AI enables cybercriminals to automate attacks, target a broader range of victims, and create more convincing and sophisticated threats. For now, there is no efficient way to distinguish between AI- or human-generated social engineering attacks.

Apart from social engineering attacked, AI-powered cyberthreats come in various forms including:

  • Advanced persistent threats (APT)s that use AI to evade detection and target specific organizations;
  • Deepfake attacks which leverage AI-generated synthetic media to impersonate real people and carry out fraud; and
  • AI-powered malware which adapts its behavior to avoid detection and adjust to changing environments.

The rapid development of AI technology allows hackers to launch sophisticated and targeted attacks that exploit vulnerabilities in systems and networks. Defending against AI-powered threats requires a comprehensive and proactive approach that combines AI-based defense mechanisms with human expertise and control.

 

AI and Cybersecurity: The Way Forward

The integration of AI into cybersecurity is transforming the way organizations detect, prevent, and respond to cyber threats. By harnessing the power of AI, organizations can bolster their cybersecurity defenses, reduce human error, and mitigate risks.

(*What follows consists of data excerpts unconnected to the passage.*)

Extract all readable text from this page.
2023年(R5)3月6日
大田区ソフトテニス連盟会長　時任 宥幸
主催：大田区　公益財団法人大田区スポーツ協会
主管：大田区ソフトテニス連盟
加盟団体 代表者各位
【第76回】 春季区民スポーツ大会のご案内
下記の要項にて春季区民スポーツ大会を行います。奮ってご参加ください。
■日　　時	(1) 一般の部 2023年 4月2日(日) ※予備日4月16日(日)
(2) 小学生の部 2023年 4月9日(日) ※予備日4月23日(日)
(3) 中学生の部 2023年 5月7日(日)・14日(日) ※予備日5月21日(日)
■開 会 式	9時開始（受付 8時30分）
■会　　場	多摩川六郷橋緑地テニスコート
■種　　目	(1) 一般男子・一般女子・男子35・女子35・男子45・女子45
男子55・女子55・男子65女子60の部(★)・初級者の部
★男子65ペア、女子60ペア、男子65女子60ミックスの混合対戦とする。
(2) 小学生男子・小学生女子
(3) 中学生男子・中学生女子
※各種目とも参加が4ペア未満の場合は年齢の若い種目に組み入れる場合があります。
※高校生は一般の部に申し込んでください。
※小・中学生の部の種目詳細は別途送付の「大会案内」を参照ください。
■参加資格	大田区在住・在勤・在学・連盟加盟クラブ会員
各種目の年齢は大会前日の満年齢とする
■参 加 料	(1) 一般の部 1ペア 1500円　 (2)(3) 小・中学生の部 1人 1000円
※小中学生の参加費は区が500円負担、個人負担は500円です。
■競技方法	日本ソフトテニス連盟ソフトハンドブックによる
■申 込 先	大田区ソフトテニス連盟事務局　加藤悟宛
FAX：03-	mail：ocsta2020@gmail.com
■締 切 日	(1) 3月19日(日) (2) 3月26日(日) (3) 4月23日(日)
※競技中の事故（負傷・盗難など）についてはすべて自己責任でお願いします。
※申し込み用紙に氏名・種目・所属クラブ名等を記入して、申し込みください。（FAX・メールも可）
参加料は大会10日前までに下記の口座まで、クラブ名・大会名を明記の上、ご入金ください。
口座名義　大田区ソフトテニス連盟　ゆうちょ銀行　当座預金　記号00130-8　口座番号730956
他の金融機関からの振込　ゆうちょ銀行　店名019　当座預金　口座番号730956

Having said that, the immense potential of AI also increases the risk of cyber threats which demand vigilant defense mechanisms. After all, humans remain a significant contributing factor to cybersecurity breaches, accounting for over 80% of incidents. This emphasizes the need to also address the human element through effective training and awareness programs.

Ultimately, a holistic approach that combines human expertise with AI technologies is vital in building a resilient defense against the ever-evolving landscape of cyber threats.

 

FAQ: AI in Cybersecurity

How is AI used in cybersecurity?

In cybersecurity, AI removes the need for human experts to do tedious, time-consuming tasks. AI can read an immense amount of data and identify potential threats while reducing false positives by filtering non-threatening activities. This helps human security experts to focus on vital tasks instead.

How will AI improve cybersecurity?

AI technologies can spot potential weak spots in a network, flag breach risks before they occur, and even automatically trigger measures to prevent and mitigate cyberattacks from ransomware to phishing and malware.

What are the risks of AI in cybersecurity?

AI-enabled cybersecurity tools are reliant on the data sets they are trained on. This means bias may unintentionally skew the model, resulting in mistaken analysis and inefficient decisions that could lead to terrible consequences.

What are pros and cons of AI in cybersecurity?

Some benefits of AI-based security tools include quicker response times, better threat detection, and increased efficiency. On the other hand, there are ethical concerns to AI such as privacy, algorithmic bias, and talent displacement.